I was involved with my first GIS migration project in 1987. The client, a large electric utility, had a business requirement to merge three different organizations that were all using different geospatial systems. One system was home-grown, the other was from a vendor that was exiting the geospatial market and the third product was as an established player in the market. For the next 15 to 20 years I was involved, in one way or the other with various GIS consolidation projects. The objectives were always similar:

  • Create a common enterprise database to serve the long-term needs of the organization
  • Implement processes and applications around data creation and maintenance to allow the system to be kept up-to-date via normal business processes
  • Get the organization on one common platform to reduce the number of systems that need to be maintained, thus reducing overall cost of ownership

As time has marched on, a new phenomenon has emerged. These organizations that were so focused on having a common geospatial platform are now branching out and using multiple GIS and CAD products to create, maintain, manage and analyze their geospatial information. We can ask the question, “What went wrong?” “Why are all these different systems proliferating throughout the organization?” Actually, there are a lot of things that are “going right”. Geospatial technologies, as they continue to become mainstream applications, are getting incorporated into more and more business processes within organizations. The figure below shows several different consumers of spatial information at a typical utility.

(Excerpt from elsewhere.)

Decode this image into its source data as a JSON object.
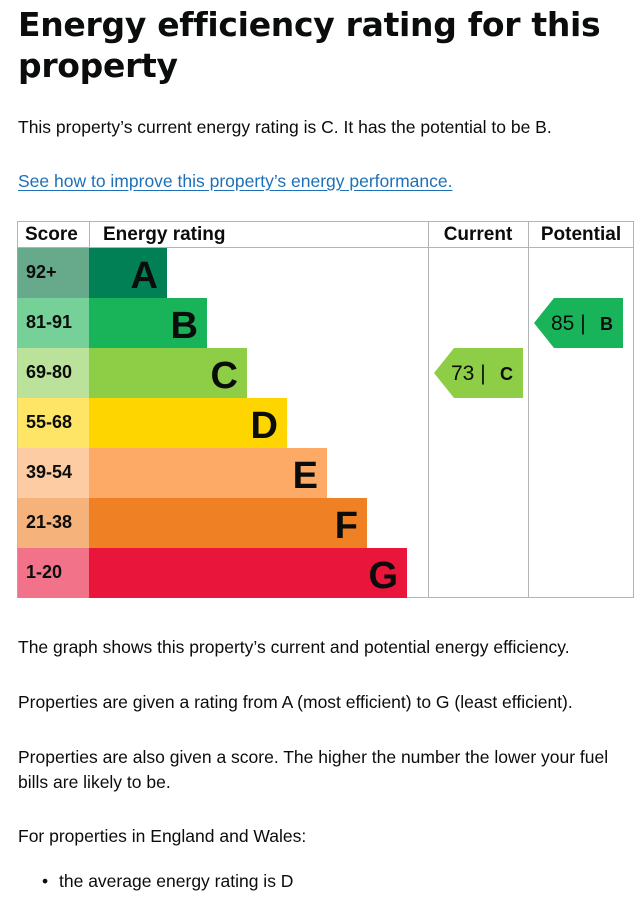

Today organizations are buying specialty, packaged applications to address specific business needs. Advanced CAD-based design tools are providing more advanced editing and engineering environments for design professionals. And the different user communities have vastly different requirements in terms of usability and application functionality.

What are the technology shifts that are driving these changes?

  1. While systems are much more advanced, they are not as complex, or expensive to maintain as they used to be. When I started in the industry a standard workstation was over $100,000 USD. Now powerful GIS applications can run on your phone and they certainly don’t take a dedicated professional to maintain.
  2. Computer performance has not only reduced system costs, but it has changed the paradigm for accessing spatial information. It is now possible to dynamically translate large amounts of spatial data within an interactive application. These operations used to take days (sometimes weeks) to process, using systems of high-powered mainframe computers.
  3. New tools and integration standards are facilitating more open, interoperable systems.

While there is great opportunity with these new systems, there is also a risk that the enterprise data management for these large, integrated systems can be compromised. This series of posts will describe how new architectures are evolving to support these multi-user, interoperable environments. A key component of these solutions is the use of spatially enabled ETL (Extract-Transform-Load) technologies that support advanced data sharing requirements for enterprise users.